Wing Young Huie is the youngest of six kids, and the only one not born in China. As such he had a question.
"You know, growing up in Duluth, we were the only Asian family in our neighborhood," he says. "And I always wondered what I would have turned out like if I had grown up somewhere else, in Chinatown for instance, or even the more remote areas, like the deep South."
So in 2001 Huie and his wife Tara loaded up their green VW bug and headed off to see what they could find.
They make a striking couple: he's tall and wiry with close-cropped hair and a booming laugh. She's Caucasian, from the Twin Cities suburbs -- although Wing says she knows more about Asian culture than he does.
They went from Duluth, across the Great Plains to California and then Hawaii. They went north to British Columbia, and south into Mexico.
"What I realized on this trip was my ethnocentric filter is assumed," he says. "People look at me and they think whatever they are going to think. You know, I must eat rice, I probably am into kung fu, probably pretty good at math, not very good at basketball, which may or may not be true. But they are assumed. They are assumed of me that they would not be assumed of others. But I realized that my true ethnocentic filter is white. How could it not be?"
After all he says, he grew up with Snoopy and Mary Tyler Moore.
They didn't have a real plan, things just happened to them, like when they stumbled across a demolition derby in Baker, Montana.
Tara says it seemed to have attracted the entire town.
"Wing and I walk in, in front of all these people, and there's nowhere to sit, nowhere to go and we feel pretty conspicuous - I feel pretty conspicuous. He feels 'This is great let me loose in here'" she laughs.
"And then you found a seat," Wing says "And you sat next to a guy, a cowboy, he had a cowboy hat on and he was telling you all the intricacies of how demolition derby works."
Meanwhile Wing took off and disappeared into the crowd.
"Just about the time when I am starting to wonder "Where is my husband?" he shows up with the only Chinese guy for about three hundred miles," Tara says.
"Actually I think he was Cambodian," Wing laughs.
Wing Young Huie pulls out the picture from that day which made it into the book. His new friend stands alone in front of the packed grandstand.
"And to see him with the backdrop of the town almost all white. Sometimes when I look at it, it seems like he's almost Photoshopped in. Which is kind of how I feel sometimes."
Wing took photographs. Tara handled the videocamera. Together they interviewed the people they met along the way. Young people, old people, people willing to talk about their lives and their stories.
They returned with 7,000 pictures and 40 hours of video tape.
It's taken five years to edit the video, select the pictures, and write the essays for the book, "Looking for Asian America."

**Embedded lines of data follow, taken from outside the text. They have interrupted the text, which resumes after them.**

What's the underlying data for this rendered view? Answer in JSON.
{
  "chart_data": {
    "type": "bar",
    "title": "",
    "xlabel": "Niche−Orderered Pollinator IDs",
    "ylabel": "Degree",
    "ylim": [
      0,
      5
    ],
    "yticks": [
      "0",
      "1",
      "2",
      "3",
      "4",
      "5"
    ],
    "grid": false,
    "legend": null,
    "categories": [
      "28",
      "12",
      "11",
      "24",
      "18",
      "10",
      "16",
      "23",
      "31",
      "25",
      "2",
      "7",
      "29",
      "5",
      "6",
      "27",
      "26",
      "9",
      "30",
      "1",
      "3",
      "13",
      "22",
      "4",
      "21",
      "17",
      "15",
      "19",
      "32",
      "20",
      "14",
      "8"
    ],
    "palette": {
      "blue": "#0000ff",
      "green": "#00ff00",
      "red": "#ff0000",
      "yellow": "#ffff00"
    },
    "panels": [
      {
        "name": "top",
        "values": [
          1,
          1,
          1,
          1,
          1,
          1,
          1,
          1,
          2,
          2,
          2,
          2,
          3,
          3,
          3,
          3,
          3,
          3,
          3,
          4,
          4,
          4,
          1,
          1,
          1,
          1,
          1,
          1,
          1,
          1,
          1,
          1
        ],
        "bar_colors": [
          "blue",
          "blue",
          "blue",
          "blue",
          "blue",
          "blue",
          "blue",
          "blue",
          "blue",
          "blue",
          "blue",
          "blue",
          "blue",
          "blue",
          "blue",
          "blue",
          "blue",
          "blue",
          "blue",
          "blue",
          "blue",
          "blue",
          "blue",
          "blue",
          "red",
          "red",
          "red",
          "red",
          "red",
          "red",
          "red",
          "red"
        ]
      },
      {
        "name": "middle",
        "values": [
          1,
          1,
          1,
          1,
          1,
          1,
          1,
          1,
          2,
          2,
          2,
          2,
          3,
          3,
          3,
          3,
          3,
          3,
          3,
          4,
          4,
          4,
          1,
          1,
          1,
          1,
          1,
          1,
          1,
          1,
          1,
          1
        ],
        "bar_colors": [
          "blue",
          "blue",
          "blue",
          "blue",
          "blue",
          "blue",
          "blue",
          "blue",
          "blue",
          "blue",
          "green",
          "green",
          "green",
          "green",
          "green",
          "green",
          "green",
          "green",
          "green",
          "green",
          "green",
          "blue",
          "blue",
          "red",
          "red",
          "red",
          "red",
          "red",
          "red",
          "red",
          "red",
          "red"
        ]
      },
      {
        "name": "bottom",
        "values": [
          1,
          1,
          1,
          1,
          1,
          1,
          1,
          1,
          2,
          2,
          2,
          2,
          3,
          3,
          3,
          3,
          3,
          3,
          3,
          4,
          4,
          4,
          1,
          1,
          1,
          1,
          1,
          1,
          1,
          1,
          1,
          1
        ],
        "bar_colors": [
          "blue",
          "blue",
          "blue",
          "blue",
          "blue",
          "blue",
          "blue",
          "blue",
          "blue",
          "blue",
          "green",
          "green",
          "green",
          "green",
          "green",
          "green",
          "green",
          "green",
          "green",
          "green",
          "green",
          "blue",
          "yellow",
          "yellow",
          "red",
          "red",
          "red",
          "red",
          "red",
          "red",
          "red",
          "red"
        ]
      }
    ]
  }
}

What's surprising in looking at the book is the number of non-Asians in the book. For Wing Young Huie, though, it's all about perspective.
"As an Asian American, I'm not just interested in Asian American things, I am interested in a lot of stuff. But as it turns out you come back with all this material, you spend several years editing and trying to figure out what it is that you have, and what we came up with was a look at America where Asian Americans are in the majority," he laughs.
Wing Young Huie stresses he doesn't offer interpretations of his pictures. As he found on his trip, interpretation is up to readers, and whatever filters their culture have imposed.